This study identified several factors affecting the concordance between family doctors’ ratings and patients’ self-reported HL. Ratings were most frequently concordant in patients with adequate HL (26%) and least frequently concordant in patients with inadequate HL (4%). The lower average family doctor ratings found in our sample were more pronounced when patients were older, male and had more than one chronic disease.

The tendency of family doctors to provide lower HL-ratings for elderly patients (> 60 years of age) might be explained by the perception of a general decrease of HL with age as observed in the European HL Study [34] and US studies [39, 40].

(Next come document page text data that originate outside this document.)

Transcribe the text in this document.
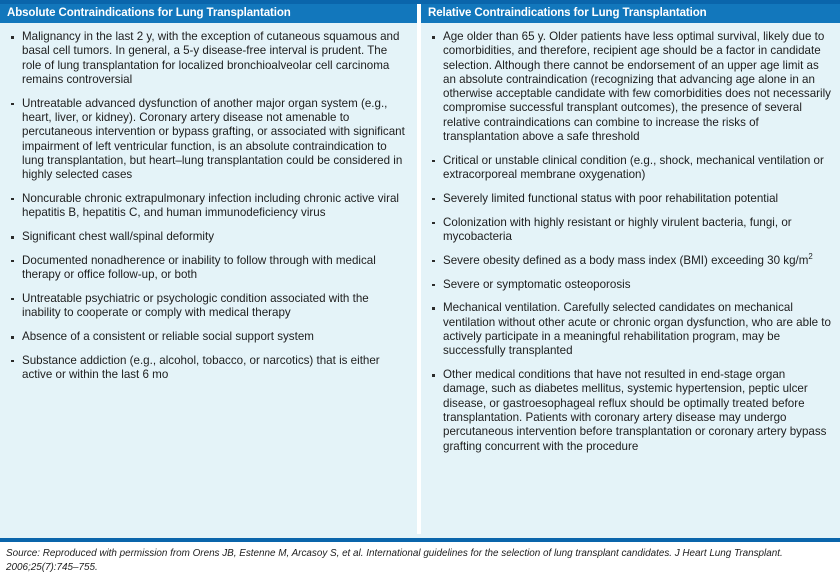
Absolute Contraindications for Lung Transplantation	Relative Contraindications for Lung Transplantation
Malignancy in the last 2 y, with the exception of cutaneous squamous and basal cell tumors. In general, a 5-y disease-free interval is prudent. The role of lung transplantation for localized bronchioalveolar cell carcinoma remains controversial
Untreatable advanced dysfunction of another major organ system (e.g., heart, liver, or kidney). Coronary artery disease not amenable to percutaneous intervention or bypass grafting, or associated with significant impairment of left ventricular function, is an absolute contraindication to lung transplantation, but heart–lung transplantation could be considered in highly selected cases
Noncurable chronic extrapulmonary infection including chronic active viral hepatitis B, hepatitis C, and human immunodeficiency virus
Significant chest wall/spinal deformity
Documented nonadherence or inability to follow through with medical therapy or office follow-up, or both
Untreatable psychiatric or psychologic condition associated with the inability to cooperate or comply with medical therapy
Absence of a consistent or reliable social support system
Substance addiction (e.g., alcohol, tobacco, or narcotics) that is either active or within the last 6 mo
Age older than 65 y. Older patients have less optimal survival, likely due to comorbidities, and therefore, recipient age should be a factor in candidate selection. Although there cannot be endorsement of an upper age limit as an absolute contraindication (recognizing that advancing age alone in an otherwise acceptable candidate with few comorbidities does not necessarily compromise successful transplant outcomes), the presence of several relative contraindications can combine to increase the risks of transplantation above a safe threshold
Critical or unstable clinical condition (e.g., shock, mechanical ventilation or extracorporeal membrane oxygenation)
Severely limited functional status with poor rehabilitation potential
Colonization with highly resistant or highly virulent bacteria, fungi, or mycobacteria
Severe obesity defined as a body mass index (BMI) exceeding 30 $kg/m^2$
Severe or symptomatic osteoporosis
Mechanical ventilation. Carefully selected candidates on mechanical ventilation without other acute or chronic organ dysfunction, who are able to actively participate in a meaningful rehabilitation program, may be successfully transplanted
Other medical conditions that have not resulted in end-stage organ damage, such as diabetes mellitus, systemic hypertension, peptic ulcer disease, or gastroesophageal reflux should be optimally treated before transplantation. Patients with coronary artery disease may undergo percutaneous intervention before transplantation or coronary artery bypass grafting concurrent with the procedure
Source: Reproduced with permission from Orens JB, Estenne M, Arcasoy S, et al. International guidelines for the selection of lung transplant candidates. J Heart Lung Transplant. 2006;25(7):745–755.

The lower family doctor ratings for male patients might be attributed to the observation that men engage less in seeking health information, screening programs and health promoting behaviors than women [41,42,43]. This phenomenon is documented by an increasing body of research, yet an unterstanding of specific mechanisms leading to sex and gender-based differences in health behaviors are currently lacking [44, 45]. Interestingly, female family doctors in our study rated HL of male patients lower than their male colleagues. This difference suggests that male and female doctors may have different perceptions about health literacy of male and female patients. This finding is concordant with other studies observing differences in clinical judgements regarding male and female patients based on physicians’ sex [46].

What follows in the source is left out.